Simon Forman, an Oxford dropout, moved to London in the early 1590s and had limited success in business. But after becoming ill with the plague in 1592 and claiming to have cured himself, he reinvented as an (unlicensed) healer. Despite the fact that some doctors considered him a hack, he had a thriving practice. His surviving casebooks from 1596 to 1603 document up to 2,000 consultations a year.

Patients included maids, merchants, courtiers and at least one archbishop. They or their families would come to see him and his protege Napier, a country rector, and the pair would read the planetary positions at the moment of the query and judge the effects of stellar motions on the patient's health.

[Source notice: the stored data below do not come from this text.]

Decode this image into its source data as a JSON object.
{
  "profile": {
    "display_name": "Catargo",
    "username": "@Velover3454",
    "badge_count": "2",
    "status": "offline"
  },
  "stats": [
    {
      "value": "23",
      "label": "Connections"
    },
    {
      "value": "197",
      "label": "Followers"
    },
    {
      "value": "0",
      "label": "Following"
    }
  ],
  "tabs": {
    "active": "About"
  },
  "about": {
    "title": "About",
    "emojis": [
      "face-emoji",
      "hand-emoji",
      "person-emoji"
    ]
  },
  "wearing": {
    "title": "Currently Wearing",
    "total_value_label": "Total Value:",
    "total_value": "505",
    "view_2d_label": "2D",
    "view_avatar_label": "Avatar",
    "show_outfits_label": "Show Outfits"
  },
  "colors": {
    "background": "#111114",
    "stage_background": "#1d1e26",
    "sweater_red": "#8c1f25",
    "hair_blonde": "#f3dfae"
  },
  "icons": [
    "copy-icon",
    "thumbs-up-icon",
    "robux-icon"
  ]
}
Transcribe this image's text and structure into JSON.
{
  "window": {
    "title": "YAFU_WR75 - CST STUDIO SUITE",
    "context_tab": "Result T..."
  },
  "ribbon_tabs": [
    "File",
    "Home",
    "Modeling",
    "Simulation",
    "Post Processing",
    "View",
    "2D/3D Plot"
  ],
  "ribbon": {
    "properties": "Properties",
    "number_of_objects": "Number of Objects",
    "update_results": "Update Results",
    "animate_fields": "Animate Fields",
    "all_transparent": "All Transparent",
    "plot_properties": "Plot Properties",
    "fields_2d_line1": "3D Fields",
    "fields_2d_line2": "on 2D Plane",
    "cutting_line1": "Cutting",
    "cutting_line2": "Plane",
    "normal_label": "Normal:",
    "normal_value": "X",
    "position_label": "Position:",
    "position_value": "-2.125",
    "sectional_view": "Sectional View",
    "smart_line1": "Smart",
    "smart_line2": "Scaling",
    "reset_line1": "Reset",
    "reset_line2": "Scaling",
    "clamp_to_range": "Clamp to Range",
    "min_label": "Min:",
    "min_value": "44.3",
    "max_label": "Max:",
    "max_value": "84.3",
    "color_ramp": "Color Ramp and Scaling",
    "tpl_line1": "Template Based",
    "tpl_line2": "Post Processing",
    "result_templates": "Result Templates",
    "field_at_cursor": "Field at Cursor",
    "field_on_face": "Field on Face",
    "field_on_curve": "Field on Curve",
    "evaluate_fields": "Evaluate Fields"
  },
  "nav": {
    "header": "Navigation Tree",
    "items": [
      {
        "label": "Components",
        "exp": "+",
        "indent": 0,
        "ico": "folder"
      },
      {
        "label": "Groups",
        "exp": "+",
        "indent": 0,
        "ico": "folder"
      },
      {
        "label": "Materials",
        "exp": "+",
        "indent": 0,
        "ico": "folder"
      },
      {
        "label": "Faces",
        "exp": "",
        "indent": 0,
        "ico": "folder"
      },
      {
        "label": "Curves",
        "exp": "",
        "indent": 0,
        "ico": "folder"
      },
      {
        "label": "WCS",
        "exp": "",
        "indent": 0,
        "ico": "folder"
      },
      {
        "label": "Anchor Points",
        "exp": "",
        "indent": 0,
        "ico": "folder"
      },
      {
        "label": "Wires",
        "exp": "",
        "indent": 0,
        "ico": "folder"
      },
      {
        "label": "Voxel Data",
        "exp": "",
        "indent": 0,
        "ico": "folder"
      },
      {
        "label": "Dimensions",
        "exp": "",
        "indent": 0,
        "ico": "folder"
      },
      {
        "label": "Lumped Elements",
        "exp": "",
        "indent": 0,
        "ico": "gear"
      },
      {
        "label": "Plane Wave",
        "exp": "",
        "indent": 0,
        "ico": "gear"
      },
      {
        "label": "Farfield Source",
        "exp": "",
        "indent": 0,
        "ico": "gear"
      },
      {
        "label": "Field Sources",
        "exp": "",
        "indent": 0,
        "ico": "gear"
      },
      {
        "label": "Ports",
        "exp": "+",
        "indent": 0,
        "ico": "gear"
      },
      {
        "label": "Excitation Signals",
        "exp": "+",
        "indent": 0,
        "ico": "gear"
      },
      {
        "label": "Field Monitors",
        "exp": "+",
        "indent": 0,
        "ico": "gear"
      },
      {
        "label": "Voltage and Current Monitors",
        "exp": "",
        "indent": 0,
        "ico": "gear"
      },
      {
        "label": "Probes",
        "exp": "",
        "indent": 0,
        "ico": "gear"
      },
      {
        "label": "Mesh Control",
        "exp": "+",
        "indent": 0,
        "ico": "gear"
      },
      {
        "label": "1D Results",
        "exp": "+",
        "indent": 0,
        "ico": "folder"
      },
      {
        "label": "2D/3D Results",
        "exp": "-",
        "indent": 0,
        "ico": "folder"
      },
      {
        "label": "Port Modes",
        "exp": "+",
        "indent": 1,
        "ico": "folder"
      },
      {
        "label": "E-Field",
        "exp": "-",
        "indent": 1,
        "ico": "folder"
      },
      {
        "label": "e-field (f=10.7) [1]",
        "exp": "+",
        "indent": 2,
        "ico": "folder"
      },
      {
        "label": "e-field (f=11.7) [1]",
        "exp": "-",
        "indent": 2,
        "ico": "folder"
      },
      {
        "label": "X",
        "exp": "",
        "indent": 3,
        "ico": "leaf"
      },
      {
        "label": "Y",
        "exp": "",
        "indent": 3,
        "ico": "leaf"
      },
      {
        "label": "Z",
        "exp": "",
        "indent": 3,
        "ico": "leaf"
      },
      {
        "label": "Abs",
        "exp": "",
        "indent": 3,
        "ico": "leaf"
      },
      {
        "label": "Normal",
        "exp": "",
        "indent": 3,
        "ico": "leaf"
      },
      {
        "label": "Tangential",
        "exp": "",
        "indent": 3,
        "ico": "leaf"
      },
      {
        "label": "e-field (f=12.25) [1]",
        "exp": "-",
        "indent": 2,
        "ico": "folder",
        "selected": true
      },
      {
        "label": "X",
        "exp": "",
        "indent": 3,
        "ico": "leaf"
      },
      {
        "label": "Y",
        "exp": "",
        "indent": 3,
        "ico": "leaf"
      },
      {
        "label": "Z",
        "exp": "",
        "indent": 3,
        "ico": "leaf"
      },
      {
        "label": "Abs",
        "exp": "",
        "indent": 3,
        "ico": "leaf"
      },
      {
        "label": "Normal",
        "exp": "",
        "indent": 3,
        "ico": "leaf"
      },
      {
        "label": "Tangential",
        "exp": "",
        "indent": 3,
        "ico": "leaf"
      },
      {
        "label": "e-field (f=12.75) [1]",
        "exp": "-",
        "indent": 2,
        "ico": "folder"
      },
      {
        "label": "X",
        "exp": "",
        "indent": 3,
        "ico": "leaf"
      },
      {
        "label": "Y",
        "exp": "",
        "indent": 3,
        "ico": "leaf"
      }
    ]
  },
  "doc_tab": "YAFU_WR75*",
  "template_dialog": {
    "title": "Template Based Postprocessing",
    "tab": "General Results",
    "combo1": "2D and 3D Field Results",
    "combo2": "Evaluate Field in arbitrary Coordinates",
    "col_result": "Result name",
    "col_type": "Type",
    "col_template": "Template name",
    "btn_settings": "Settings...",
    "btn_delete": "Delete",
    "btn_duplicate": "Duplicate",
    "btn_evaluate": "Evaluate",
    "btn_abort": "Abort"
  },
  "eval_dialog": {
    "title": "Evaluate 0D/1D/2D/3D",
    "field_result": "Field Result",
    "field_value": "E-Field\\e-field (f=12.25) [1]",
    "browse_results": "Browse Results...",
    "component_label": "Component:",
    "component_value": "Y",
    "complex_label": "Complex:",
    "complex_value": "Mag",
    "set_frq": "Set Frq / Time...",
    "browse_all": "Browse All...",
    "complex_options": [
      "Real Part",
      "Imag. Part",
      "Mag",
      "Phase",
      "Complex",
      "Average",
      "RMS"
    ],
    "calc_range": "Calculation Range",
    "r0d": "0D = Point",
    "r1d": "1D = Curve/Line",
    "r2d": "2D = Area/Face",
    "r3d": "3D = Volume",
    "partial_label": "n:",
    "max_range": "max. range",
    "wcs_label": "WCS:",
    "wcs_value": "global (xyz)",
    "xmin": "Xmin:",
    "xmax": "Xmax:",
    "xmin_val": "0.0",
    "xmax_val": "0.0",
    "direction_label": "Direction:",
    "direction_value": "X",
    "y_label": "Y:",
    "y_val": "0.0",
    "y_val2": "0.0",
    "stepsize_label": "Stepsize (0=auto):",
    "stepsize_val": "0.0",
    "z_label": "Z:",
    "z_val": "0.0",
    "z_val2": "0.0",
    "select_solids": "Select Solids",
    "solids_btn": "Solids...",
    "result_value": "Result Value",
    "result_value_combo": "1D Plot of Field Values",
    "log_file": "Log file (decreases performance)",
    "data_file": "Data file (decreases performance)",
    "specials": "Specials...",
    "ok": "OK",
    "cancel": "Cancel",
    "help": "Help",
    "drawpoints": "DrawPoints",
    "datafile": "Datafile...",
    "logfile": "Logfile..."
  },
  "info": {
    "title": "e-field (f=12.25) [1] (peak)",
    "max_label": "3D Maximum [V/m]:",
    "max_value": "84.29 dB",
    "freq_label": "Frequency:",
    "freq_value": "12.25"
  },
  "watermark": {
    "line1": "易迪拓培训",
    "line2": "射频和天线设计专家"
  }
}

They'd then create an astrological chart and suggest treatments. More often than not, those involved bloodletting, purging elixirs, herbal or animal remedies. One case prescribes "bees burnt," while others suggest patients put the bodies of dead pigeons against their own: "a pigon slitt & applyed to the sole of each foote."

A little over 55% of the patients described in the casebooks were women, according to Cambridge, and many shared with striking openness details of their sex lives, fertility concerns and what today would clearly be seen as post-partum depression.

The complete casebooks are fully searchable and can be found here. The archive also includes the astrologers' diaries, which feature domestic details like punishment of a servant. But a warning: Anyone fascinated with history and medicine might need a cure for a new obsession after discovering these intriguing ledgers. Hopefully it doesn't involve sheep's blood.